23.9.14

Destruição criativa

Pond, "Aloneaflameaflower", in https://www.youtube.com/watch?v=LbODngNdZF8
- Ouvi falar em destruição criativa. Somos reféns de paradoxos?
- Tudo tem um contexto. Não podemos ficar presos à literalidade das palavras.
- Mas tu és da área. Como se pode conceber que da destruição, em vez do caos, venha a criação?
- Queres falar de ciência, ou transitar pela linguagem das metáforas?
- Não entendo. Pensei que fosses arrematar a conversa pelos cânones da tua especialidade.

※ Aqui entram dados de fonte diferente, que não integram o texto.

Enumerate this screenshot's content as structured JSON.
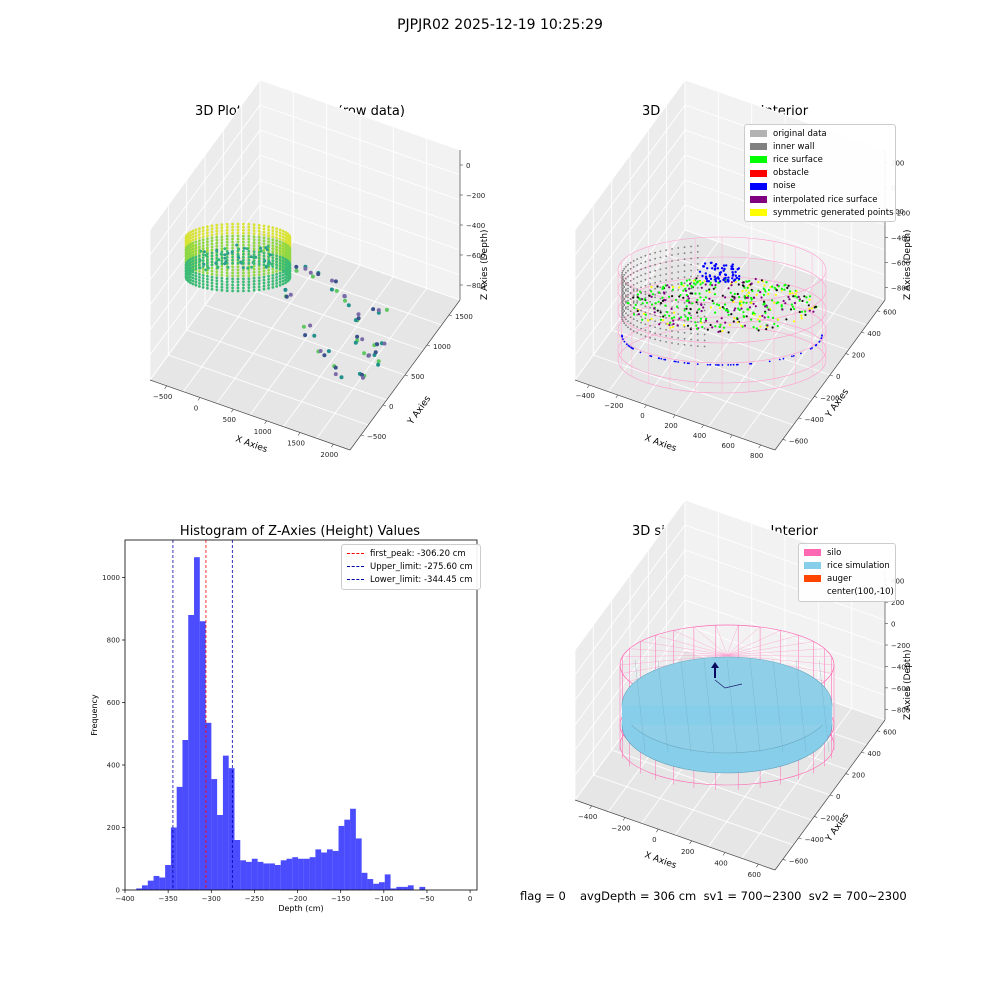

- Mas isto transcende qualquer ciência.
- Não percebo.
- Pois não nos é dado, na rotina da existência diária, a esmagar o que temos por adquirido quando esse adquirido nos desassossega, quando por ele trazemos um rosto sombrio e andamos sonâmbulos pelas algemas do pesar?

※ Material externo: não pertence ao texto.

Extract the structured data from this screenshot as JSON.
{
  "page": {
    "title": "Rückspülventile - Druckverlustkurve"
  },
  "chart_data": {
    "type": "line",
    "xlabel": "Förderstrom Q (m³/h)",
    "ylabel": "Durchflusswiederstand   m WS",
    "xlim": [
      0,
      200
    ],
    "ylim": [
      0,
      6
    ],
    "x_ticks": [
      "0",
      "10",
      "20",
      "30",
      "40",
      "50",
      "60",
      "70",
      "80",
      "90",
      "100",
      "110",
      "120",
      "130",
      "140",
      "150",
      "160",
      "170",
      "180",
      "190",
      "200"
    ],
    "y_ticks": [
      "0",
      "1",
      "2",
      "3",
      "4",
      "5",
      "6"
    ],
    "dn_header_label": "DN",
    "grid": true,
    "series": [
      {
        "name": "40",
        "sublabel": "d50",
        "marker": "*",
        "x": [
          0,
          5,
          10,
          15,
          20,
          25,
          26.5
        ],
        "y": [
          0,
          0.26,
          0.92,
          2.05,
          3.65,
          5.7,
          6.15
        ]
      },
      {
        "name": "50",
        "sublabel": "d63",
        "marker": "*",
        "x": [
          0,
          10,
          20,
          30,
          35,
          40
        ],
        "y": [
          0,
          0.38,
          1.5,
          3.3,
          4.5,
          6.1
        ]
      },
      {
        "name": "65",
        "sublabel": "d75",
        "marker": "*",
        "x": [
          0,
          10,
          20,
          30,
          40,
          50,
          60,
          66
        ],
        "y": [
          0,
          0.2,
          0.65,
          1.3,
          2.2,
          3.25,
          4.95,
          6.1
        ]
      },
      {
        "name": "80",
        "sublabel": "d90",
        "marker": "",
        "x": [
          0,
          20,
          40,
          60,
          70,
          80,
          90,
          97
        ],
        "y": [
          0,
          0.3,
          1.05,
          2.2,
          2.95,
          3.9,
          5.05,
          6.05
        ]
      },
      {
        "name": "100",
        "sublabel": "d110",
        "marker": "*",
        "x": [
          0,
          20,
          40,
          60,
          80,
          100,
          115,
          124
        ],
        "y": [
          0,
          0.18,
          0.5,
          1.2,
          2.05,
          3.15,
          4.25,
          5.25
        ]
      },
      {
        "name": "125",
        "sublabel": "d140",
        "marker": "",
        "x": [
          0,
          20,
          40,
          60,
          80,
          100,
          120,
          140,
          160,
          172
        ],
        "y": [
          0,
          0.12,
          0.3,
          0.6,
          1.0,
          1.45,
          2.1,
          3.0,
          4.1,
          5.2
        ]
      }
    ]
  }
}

- O que me dizes deixa-me inquieto...
- Digo-te que, às vezes, temos de renegar quase tudo. Que essa é uma condição para a reinvenção do ser, ou deixamos de ser e entramos num pântano que devora as forças. E vegetamos, só vegetamos.
- Se é assim com indivíduos, assim será com sociedades?
- E que mais não são as sociedades do que o somatório de todas as vontades individuais, umas alcançando mais protagonismo que outras?
- Como sabemos que um dado momento é a circunstância da destruição criativa?
- Quando as interrogações fervilham e as respostas são nutriente de mais interrogações ainda. Quando parece que não chega a haver alvorada. Quando os pássaros se despojam do canto. Quando os fogos consumiram as serranias que os olhos avistam e a aridez magoa. Quando os pés sangram por serem açoitados pelas pedras que enxameiam o caminho por onde seguem. Quando a canseira é tanta e o sono teima em ser contumaz. Quando o corpo pede outra geografia.
- Então diz-me: que fazemos quando o apelo da destruição criativa falar tão alto?
- Criamos destruição. Seletiva. Ou, em momentos de refundação imperativa, devastadora, sem anelar exceções. Destruímos o que estava criado para do caos salvífico renascer um impulso de criação.